The Sweetest Despair

Don’t trust to hold God’s hand; let Him hold yours. Let Him do the holding, and you the trusting. 
~Hammer William Webb-Peploe 

No soul can be really at rest until it has given up all dependence on everything else and has been forced to depend on the Lord alone. As long as our expectation is from other things, nothing but disappointment awaits us. Feelings may change, and will change with our changing circumstances; doctrines and dogmas may be upset; Christian work may come to naught; prayers may seem to lose their fervency; promises may seem to fail; everything that we have believed in or depended upon may seem to be swept away, and only God is left, just God, the bare God, if I may be allowed the expression; simply and only God. 
~Hannah Whitall Smith

For we are the circumcision, who worship by the Spirit of God and glory in Christ Jesus and put no confidence in the flesh… But whatever gain I had, I counted as loss for the sake of Christ. Indeed, I count everything as loss because of the surpassing worth of knowing Christ Jesus my Lord. For his sake I have suffered the loss of all things and count them as rubbish, in order that I may gain Christ and be found in him, not having a righteousness of my own that comes from the law, but that which comes through faith in Christ, the righteousness from God that depends on faith — that I may know him and the power of his resurrection, and may share his sufferings, becoming like him in his death, that by any means possible I may attain the resurrection from the dead.
~ from Philippians 3

One profound mystery of the Gospel is it’s utter backwardness to the ways of the cosmos.   Everything in this system screams that somehow we can be good.  We want to be good!  We want to reach out to god, as we understand that it is right to reach out to him.  We want to come to him on our terms and make him happy with our lives.  We know the difference between right and wrong.  Even the most evil among us seem to have some sense of justice – even if that sense is twisted beyond anything recognizable as normal.

We promise, we pray, we weep and we try – oh, do we try to get our act together.

And we fail.

We try harder.  We make promises.  We write them down, and we share them with our friends so that we can be accountable to each other.

And we fail again.

Then we get really serious.  We change friends, churches, locations, diets, jobs, and doctrinal positions.  We get a huge handle on truth.  We fight the battle in our mind and finally get things straightened out.

And we fail again.

Then we realize that we really need this god’s help to get through the day.  Really, we just don’t have enough strength to make it happen.  We make god our “co-pilot.”  And we really understand just how vital it is to have a co-pilot in our lives… REALLY important.

And we fail again.  Epic fail after epic fail rolls with the credits.

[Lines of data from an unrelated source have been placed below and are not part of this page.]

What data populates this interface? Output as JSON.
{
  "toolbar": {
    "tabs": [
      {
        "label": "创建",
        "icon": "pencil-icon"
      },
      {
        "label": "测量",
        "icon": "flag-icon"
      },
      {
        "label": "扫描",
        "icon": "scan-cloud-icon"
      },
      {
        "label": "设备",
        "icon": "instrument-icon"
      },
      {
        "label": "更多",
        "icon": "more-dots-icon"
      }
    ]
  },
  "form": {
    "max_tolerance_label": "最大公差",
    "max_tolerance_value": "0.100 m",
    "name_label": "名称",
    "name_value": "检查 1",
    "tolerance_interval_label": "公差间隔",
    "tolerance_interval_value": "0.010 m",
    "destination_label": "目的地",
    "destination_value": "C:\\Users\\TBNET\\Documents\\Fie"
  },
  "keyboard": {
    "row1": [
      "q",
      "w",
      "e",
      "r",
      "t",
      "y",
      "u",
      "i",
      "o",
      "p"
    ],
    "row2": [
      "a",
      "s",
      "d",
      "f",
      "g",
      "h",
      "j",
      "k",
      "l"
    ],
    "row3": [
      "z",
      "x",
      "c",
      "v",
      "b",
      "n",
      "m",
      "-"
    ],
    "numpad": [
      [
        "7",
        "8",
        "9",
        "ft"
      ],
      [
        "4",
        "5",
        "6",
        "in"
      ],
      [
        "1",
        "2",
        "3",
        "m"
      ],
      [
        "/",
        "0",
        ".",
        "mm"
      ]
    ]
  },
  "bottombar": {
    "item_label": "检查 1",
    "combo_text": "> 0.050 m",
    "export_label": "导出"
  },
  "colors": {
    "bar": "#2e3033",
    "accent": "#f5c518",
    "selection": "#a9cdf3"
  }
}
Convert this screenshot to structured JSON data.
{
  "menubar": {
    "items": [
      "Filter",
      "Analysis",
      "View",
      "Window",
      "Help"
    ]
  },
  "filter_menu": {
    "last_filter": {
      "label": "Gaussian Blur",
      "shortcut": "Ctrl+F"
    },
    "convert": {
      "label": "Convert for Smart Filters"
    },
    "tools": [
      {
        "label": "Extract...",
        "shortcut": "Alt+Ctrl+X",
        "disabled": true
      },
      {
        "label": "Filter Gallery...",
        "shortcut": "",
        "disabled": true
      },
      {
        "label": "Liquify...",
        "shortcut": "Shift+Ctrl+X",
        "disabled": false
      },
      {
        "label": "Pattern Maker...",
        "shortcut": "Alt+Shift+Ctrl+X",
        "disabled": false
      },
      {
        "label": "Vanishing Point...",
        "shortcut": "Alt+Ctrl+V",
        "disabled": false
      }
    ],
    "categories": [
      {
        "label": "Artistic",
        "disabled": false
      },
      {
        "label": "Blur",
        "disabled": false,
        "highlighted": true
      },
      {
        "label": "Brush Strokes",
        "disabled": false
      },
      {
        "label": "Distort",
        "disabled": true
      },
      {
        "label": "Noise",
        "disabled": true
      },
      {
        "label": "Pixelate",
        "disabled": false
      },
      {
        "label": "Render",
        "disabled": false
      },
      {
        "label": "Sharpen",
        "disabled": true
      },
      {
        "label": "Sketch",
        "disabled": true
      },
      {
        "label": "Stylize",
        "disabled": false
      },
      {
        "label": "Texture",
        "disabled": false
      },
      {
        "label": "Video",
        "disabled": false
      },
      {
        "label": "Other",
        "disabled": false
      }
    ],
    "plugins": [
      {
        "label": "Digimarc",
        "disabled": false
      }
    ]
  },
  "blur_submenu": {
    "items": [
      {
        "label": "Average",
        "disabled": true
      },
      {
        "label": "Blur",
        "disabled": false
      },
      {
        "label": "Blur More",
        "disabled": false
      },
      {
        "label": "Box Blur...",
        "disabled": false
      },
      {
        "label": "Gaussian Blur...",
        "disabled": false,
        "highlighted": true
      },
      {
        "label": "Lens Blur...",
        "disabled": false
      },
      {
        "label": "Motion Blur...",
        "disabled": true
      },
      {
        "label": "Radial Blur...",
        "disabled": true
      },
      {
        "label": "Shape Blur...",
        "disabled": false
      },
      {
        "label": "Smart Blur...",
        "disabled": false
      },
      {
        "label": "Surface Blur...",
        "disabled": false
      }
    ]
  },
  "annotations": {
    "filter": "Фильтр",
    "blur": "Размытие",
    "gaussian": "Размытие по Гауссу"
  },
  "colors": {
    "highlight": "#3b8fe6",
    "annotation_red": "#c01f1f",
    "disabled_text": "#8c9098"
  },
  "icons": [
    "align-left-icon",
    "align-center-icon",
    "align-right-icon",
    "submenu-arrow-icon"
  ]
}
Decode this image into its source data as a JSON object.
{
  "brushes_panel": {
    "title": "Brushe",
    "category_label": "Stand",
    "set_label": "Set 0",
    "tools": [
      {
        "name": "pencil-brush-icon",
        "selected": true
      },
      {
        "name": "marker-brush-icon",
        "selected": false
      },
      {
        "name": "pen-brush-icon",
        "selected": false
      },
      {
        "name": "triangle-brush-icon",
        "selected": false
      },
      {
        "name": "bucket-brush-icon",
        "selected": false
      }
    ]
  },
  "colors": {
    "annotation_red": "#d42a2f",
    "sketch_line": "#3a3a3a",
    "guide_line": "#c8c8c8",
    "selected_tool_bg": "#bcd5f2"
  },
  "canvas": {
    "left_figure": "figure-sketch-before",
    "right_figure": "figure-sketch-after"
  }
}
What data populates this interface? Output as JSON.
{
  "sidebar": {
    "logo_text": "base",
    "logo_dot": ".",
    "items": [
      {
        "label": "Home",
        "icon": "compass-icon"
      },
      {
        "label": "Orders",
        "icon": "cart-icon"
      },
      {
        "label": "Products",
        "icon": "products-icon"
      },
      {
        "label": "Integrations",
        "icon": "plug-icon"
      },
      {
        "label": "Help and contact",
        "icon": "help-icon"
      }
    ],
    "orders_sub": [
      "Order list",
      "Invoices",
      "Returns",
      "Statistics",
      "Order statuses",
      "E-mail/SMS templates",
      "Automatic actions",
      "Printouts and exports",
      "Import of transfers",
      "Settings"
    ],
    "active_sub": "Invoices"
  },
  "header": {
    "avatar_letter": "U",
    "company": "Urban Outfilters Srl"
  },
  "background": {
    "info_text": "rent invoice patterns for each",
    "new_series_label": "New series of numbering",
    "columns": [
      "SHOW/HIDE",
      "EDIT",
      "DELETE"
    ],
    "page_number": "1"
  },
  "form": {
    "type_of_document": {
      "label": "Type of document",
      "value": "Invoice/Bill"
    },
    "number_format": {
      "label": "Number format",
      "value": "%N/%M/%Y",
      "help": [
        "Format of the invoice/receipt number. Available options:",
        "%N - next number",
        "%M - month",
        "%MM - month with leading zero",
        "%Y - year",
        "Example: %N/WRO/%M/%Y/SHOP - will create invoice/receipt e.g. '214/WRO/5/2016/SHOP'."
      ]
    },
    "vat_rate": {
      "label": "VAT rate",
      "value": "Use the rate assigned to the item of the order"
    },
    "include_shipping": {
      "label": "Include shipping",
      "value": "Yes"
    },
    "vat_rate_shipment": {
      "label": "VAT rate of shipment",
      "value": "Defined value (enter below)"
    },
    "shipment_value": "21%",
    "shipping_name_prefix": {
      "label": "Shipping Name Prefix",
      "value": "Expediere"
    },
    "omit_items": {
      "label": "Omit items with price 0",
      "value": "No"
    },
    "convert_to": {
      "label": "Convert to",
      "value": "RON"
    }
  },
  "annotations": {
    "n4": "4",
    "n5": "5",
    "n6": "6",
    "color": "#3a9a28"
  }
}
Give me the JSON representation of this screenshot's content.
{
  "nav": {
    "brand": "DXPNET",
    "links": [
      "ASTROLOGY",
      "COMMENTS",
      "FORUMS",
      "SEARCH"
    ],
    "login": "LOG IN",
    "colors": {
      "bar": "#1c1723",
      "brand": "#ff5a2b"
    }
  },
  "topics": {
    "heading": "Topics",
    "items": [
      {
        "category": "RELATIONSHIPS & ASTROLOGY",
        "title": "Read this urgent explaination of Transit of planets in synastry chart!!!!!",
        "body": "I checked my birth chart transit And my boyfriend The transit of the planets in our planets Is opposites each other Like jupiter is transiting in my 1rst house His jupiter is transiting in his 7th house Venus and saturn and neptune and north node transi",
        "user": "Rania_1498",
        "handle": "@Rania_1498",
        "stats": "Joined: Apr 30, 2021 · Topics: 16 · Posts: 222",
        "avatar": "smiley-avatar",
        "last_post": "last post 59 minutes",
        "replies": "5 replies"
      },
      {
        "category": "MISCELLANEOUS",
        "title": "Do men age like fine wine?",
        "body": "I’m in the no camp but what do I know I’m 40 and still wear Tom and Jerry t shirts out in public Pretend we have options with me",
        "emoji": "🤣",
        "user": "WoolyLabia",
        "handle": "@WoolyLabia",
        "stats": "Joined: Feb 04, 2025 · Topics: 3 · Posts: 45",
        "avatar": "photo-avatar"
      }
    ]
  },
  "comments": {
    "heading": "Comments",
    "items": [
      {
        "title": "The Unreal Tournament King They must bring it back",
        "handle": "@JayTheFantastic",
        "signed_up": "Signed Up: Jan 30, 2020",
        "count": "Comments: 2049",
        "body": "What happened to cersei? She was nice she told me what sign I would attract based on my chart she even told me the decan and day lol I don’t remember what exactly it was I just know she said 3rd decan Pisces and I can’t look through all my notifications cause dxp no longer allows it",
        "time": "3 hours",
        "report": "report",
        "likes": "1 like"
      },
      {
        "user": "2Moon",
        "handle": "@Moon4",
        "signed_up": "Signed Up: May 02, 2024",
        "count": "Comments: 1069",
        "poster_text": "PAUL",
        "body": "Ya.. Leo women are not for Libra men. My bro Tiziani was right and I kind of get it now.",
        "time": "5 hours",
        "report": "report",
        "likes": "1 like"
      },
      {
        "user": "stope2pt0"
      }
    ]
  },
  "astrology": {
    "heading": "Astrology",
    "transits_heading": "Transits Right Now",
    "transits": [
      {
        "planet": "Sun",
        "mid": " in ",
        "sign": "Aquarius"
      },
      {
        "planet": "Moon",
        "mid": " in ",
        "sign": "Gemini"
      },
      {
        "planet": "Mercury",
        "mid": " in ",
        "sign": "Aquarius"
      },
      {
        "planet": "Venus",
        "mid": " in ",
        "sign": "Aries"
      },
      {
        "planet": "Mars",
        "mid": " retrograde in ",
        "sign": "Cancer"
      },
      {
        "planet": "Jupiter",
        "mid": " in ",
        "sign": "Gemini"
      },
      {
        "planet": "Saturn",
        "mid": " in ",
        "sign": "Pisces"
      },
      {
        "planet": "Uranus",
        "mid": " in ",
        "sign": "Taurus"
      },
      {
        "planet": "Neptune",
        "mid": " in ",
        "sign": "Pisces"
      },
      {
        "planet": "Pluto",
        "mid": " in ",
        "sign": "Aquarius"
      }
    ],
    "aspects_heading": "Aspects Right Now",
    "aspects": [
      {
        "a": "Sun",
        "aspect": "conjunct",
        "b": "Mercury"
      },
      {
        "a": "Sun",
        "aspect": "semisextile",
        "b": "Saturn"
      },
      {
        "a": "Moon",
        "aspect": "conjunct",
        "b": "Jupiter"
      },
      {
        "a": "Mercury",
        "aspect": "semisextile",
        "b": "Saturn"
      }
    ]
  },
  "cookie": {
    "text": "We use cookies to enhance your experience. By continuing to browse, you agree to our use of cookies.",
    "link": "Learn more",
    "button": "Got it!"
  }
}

And one day, we fall down on our face (spiritually and/or literally) and we just say:  i can’t do this G_d.  Not even one little bit.  i am desperate L_RD.  Please, i am just so fricking sick of myself.  Anything i try to do is really just veiled – but altogether abject – evil.   please… and i am desperately all out of any prospects that this might ever get better.  And we finally whisper… with our last bit of strength.

please.  i am nothing.  i am fallen.  Save me.

And He just smiles and says…  “Oh beloved.   Welcome in from the storm.  Come in!  Would you like something to eat?   I AM drawing a bath, it will cleanse you completely and begin to heal your wounds.    When you get out, I have prepared fresh clothes to cover you and comfort you.”

What?  Don’t i need to do something for all of this?  It is so beautiful and quiet and peaceful here.  Why is the sky different?  Why does everything just smell better here?

No, nothing at all.  I AM so glad you let me help you.  There is no other way in from the storm.  Most die trying to get the Help they need.

But…

Peace my child.  Your despair has yielded its fruit.  Like the death of a seed bringing life, your abandonment of any hope in yourself has finally brought about a death of yourself that has made room for my Hope to flood your entire being.  And my Hope never fades.  Not ever.

What do i?…

Nothing.  Would you like to sing with me?  I have been singing over you for years in anticipation of this day!

Oh my!

Yes my beloved child.  Oh, how I Love you.  More than you will ever know.  And this will never end.   Just rest.  There is no need to ever do anything on the feeble power supply you had before.  I will provide all the power and purpose and strength you need – and I will teach you how to use it.   Sound OK to you dear one?

And for the first time since you remember… you just fall off to sleep that night, knowing, KNOWING that that final despair was the sweetest moment of your life…

Oh yeah, it is going to get even better from here.

God be praised, that to believing souls
Gives light in darkness, comfort in despair!